When compared to the AaL structure bound to phosphate, both structures align very well, with the exception of the 237-loop (Fig. S8A). Additionally, the metal coordination is slightly different in the two structures. Indeed, the distance between the two metal cations is bigger in the glycerol bound structure, as compared to the phosphate bound one (4.0 Å and 3.5 Å, respectively). This lead to a shift in the position of the residues H120, H123, H266 and D220 which coordinates the metals (Fig. S8B).
Complex with C6-AHL
After soaking AaL crystals in the cryoprotectant solution supplemented with 20 mM of C6-AHL for 10 min, the structure of AaL bound to C6-AHL could be solved. C6-AHL is bound within the active site (Fig. 8) with a modelled 0.7 occupancy (Fig. S9). As a result of soaking, the crystals belong to the same space group than the two other structures (C2), but the unit cell parameters are different (Table 3). This structure is overall very similar to the other structures of AaL, including in the metal coordination sphere. Metal cations are distant by 4.0 Å. A slight change of conformation of I237 is observable in the C6-AHL-bound structure as compared to the phosphate-bound structure (Fig. S10).
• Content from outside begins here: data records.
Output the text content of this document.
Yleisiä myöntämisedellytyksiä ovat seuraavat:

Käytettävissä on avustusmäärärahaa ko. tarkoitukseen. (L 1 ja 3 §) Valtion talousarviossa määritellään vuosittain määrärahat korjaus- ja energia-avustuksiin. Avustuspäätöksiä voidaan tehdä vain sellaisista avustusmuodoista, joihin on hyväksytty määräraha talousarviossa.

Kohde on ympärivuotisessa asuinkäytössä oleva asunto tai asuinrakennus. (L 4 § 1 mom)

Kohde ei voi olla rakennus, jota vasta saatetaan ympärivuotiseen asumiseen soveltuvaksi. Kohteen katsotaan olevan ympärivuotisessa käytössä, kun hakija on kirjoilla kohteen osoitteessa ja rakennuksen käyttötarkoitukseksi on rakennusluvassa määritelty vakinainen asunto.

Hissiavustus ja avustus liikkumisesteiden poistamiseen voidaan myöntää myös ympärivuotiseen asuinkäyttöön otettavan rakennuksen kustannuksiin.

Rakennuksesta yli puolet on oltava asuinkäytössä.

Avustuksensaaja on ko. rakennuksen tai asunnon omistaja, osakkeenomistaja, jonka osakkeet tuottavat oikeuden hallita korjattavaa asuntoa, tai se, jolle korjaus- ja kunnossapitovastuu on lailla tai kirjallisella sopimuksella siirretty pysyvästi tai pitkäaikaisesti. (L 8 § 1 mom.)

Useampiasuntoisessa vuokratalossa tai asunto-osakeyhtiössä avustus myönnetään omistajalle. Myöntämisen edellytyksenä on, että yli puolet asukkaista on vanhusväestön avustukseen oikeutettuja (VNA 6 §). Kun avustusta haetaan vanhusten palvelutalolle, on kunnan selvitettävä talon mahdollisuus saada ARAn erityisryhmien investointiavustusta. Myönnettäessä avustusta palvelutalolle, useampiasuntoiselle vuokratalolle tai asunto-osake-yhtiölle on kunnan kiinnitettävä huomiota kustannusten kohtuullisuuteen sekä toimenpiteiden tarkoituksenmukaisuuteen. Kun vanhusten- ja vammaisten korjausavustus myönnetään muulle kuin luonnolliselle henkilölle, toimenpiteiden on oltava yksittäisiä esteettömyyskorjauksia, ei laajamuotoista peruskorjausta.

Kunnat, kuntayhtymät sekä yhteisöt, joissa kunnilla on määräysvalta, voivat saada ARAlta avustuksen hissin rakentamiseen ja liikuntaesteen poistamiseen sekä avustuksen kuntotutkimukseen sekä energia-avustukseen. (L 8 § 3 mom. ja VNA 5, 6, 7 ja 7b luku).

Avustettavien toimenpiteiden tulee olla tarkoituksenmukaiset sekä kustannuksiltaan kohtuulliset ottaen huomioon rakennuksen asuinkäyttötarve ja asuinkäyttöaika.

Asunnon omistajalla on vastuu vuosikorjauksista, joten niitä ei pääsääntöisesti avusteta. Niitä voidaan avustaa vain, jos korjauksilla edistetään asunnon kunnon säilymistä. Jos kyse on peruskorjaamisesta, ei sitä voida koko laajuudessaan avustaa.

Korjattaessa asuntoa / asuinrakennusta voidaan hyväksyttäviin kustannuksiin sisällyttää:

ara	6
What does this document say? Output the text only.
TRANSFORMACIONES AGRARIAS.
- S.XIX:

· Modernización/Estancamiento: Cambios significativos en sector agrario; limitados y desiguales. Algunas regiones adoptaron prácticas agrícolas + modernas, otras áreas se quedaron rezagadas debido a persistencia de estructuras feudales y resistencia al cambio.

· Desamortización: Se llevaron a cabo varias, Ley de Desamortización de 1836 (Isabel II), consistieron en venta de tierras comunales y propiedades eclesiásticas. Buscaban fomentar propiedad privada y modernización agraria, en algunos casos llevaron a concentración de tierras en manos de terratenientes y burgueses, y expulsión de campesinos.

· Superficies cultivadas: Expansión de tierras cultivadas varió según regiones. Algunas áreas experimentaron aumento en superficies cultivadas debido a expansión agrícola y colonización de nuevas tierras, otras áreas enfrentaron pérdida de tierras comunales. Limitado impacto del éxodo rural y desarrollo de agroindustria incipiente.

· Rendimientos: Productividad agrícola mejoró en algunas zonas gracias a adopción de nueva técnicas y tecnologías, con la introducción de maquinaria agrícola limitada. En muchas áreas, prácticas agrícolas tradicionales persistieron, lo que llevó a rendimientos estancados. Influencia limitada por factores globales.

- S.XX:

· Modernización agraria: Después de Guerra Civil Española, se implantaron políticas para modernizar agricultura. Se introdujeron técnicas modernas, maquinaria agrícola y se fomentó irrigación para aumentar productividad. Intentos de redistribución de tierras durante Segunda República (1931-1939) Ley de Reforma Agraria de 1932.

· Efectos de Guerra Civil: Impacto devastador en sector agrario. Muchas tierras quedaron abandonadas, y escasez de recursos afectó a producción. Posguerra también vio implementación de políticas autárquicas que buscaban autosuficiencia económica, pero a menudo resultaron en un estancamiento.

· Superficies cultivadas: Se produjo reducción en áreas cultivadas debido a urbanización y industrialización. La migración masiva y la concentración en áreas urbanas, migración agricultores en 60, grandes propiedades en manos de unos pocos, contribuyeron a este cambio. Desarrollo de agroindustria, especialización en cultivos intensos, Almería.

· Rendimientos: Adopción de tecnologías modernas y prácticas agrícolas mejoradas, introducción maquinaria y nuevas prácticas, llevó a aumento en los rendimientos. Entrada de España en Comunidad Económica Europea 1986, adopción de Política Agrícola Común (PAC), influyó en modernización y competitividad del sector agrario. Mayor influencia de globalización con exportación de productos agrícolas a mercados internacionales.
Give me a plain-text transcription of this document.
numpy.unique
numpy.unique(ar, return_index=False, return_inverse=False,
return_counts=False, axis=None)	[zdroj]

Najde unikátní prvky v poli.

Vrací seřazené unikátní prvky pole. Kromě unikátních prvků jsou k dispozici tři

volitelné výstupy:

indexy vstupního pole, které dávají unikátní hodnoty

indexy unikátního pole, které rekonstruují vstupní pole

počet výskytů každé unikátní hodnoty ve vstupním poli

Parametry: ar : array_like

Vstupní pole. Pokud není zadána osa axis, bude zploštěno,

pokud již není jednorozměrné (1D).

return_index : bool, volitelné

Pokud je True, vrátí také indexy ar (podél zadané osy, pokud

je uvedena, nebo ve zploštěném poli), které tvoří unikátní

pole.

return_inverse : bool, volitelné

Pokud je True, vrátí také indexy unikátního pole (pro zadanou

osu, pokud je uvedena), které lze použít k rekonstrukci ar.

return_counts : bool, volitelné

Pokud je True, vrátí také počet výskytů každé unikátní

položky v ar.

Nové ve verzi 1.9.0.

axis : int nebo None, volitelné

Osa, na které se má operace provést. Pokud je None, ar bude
The lactone ring interacts with the bi-metallic active site (Fig. 8). The carbonyl oxygen of the ring is bound to the α-cobalt (2.2 Å) and the esteric oxygen with the β-cobalt (2.1 Å). The catalytic water is at 2.3 Å of the nucleophilic carbon that it will attack to degrade the substrate. This binding configuration is compatible with the previously observed binding mode of a hydrolytic product in AiiA54, but significant differences are observable (Fig. S11). Notably, the bridging water molecule is interacting more closely with one of the metal cation (β-metal) than with the other metal (α-metal), as reported for PLLs21. This configuration is compatible with the proposed mechanism utilizing the activating bridging catalytic water as the attacking nucleophile to open up the lactone ring26.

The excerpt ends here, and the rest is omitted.